FINANCIAL TIMES - The closure of international borders, flight caps and quarantine procedures owing to Covid-19 pose a grave threat to global shipping supply chains and the welfare of seafarers, the head of Australia's maritime safety authority has warned.
Mr Mick Kinley, chief executive of Australian Maritime Safety Authority (Amsa), said there was an increasing risk that the global shipping industry could "grind to a halt" or serious accidents occur because of the extreme pressure on crew, some of whom have not set foot on land for 17 months.
"If we don't deal with this problem, then eventually they (seafarers) could down tools. So we have to keep on top of it and we have to keep working on it," he told the Financial Times.
The international shipping industry is responsible for about 90 per cent of the carriage of global trade.
Since the end of June, Amsa has detained seven ships visiting Australian ports because of alleged breaches of maritime regulations and last week banned a bulk carrier, Unison Jasper, for six months.
In some instances, ships have been unable to leave port owing to the difficulty of replacing crew, who have asked the authorities to help them to be allowed off vessels.
Restrictions at ports around the world on ships docking to change crew - an essential process within the day-to-day running of the industry - have meant that huge numbers of seafarers have been unable to return home this year.
The International Chamber of Shipping has recently estimated that 250,000 seafarers are stuck at sea, beyond their contracts.
Under the Maritime Labour Convention, a binding international regulation, the maximum period seafarers should serve onboard a vessel without leave is 11 months.
Mr Kinley said Covid-19 travel restrictions on a global level were making it difficult for seafarers to get to their home nations when they completed their contracts or for replacement crew to get on to ships to meet minimum crew requirements.

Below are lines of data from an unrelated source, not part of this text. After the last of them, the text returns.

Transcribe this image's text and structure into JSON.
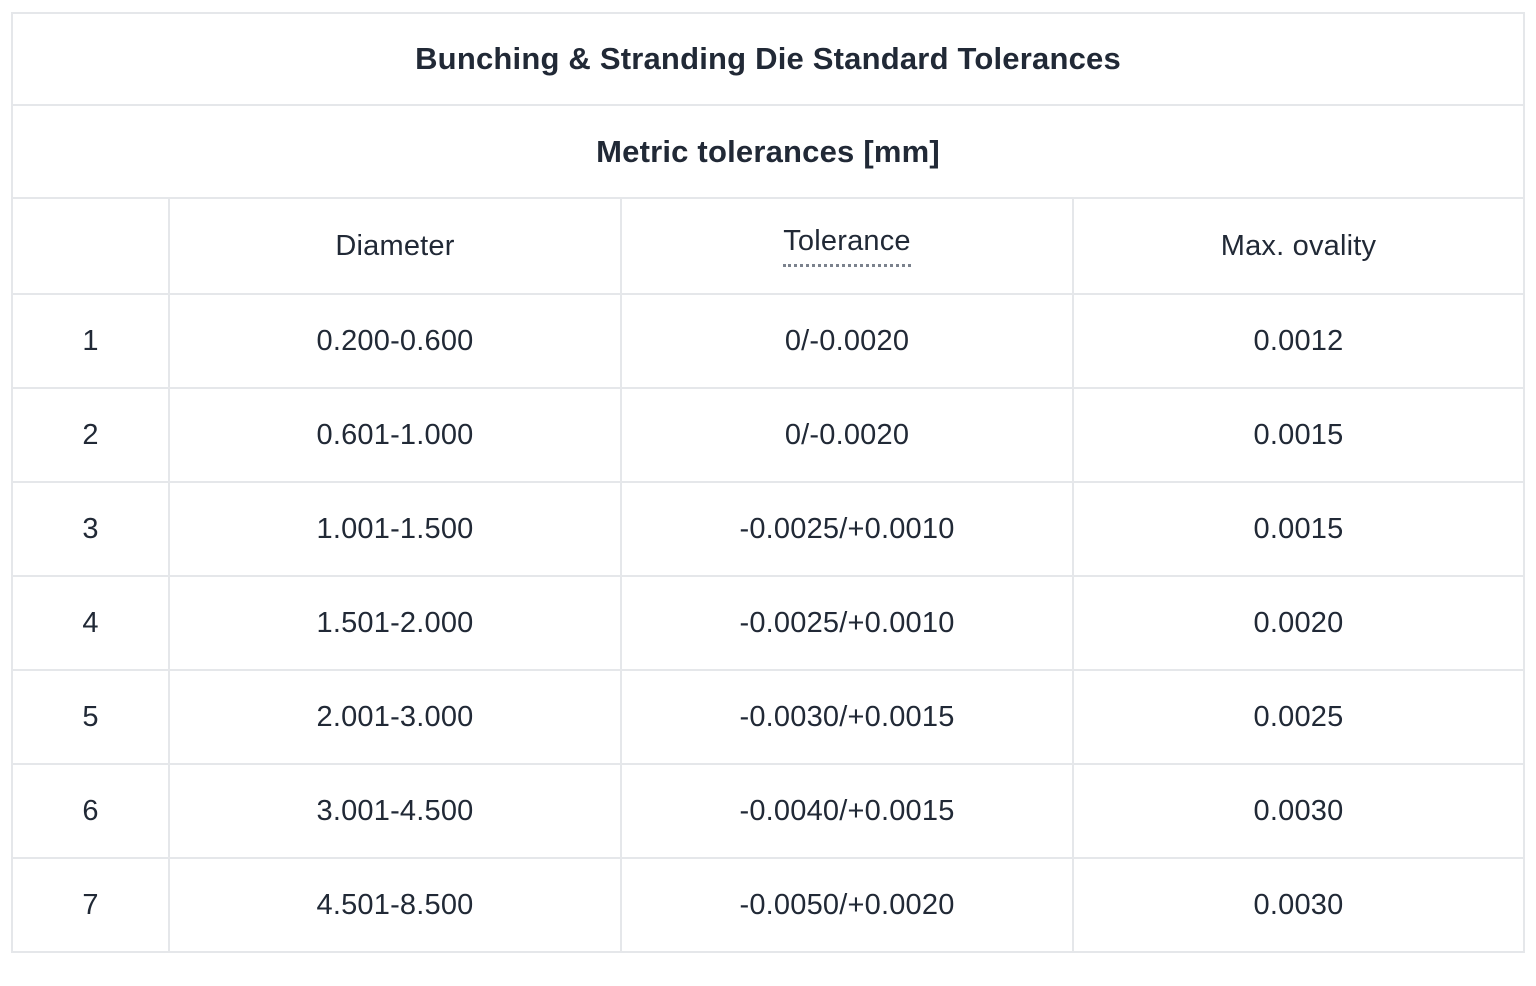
{
  "table": {
    "title": "Bunching & Stranding Die Standard Tolerances",
    "subtitle": "Metric tolerances [mm]",
    "columns": {
      "index": "",
      "diameter": "Diameter",
      "tolerance": "Tolerance",
      "max_ovality": "Max. ovality"
    },
    "rows": [
      {
        "num": "1",
        "diameter": "0.200-0.600",
        "tolerance": "0/-0.0020",
        "max_ovality": "0.0012"
      },
      {
        "num": "2",
        "diameter": "0.601-1.000",
        "tolerance": "0/-0.0020",
        "max_ovality": "0.0015"
      },
      {
        "num": "3",
        "diameter": "1.001-1.500",
        "tolerance": "-0.0025/+0.0010",
        "max_ovality": "0.0015"
      },
      {
        "num": "4",
        "diameter": "1.501-2.000",
        "tolerance": "-0.0025/+0.0010",
        "max_ovality": "0.0020"
      },
      {
        "num": "5",
        "diameter": "2.001-3.000",
        "tolerance": "-0.0030/+0.0015",
        "max_ovality": "0.0025"
      },
      {
        "num": "6",
        "diameter": "3.001-4.500",
        "tolerance": "-0.0040/+0.0015",
        "max_ovality": "0.0030"
      },
      {
        "num": "7",
        "diameter": "4.501-8.500",
        "tolerance": "-0.0050/+0.0020",
        "max_ovality": "0.0030"
      }
    ]
  },
  "colors": {
    "text": "#212936",
    "border": "#e5e7ea",
    "background": "#ffffff"
  }
}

Canberra's decision to close state borders had added an extra layer of complexity to the issue, he said.
Some shipping companies are doing their best to repatriate foreign sailors - many of whom are from India or the Philippines - and replace crew while others are flouting regulations, said Mr Kinley, who has ordered a crackdown on rogue operators.
Amsa has undertaken 600 port inspections since June 26 and received 104 complaints from one or more crew members about alleged violations of maritime regulations. More than three-quarters of those complaints involved crew spending longer than 11 months on board without leave.
"We've seen instances where some of these poor guys have been on the ship for 17 months. And that's not good for anybody in that environment. It's constant fatigue - systemic fatigue builds up. Everyone in the industry is concerned that this will manifest into incidents," said Mr Kinley.
He added that some people in the industry were already speculating that fatigue could have played a role in the grounding of the MV Wakashio in Mauritius, which led to a catastrophic oil spill in July.
Mental health and suicide were big concerns for fatigued seafarers, said Mr Kinley.
Last month, Amsa banned two Liberian flagged tankers, Agia Sofia and TW Hamburg, for alleged systematic underpayment of seafarers.
Last week, it banned the Union Jasper - a ship transporting alumina to a smelter jointly owned by Rio Tinto, CSR and Hydro Aluminium - for alleged breaches of regulations regarding wages, food and employment agreements.
Rio Tinto and CSR did not respond to a request for comment about the Union Jasper.
Unison Marine Corporation did not reply to a request for comment.
Mr Dean Summers of the International Transport Workers' Federation said conditions for seafarers stuck on board vessels for up to 18 months was edging towards "modern day slavery".
Ship owners, charterers and governments needed to do more to protect crew and ensure safety and the maintenance of vital supply chains, he said.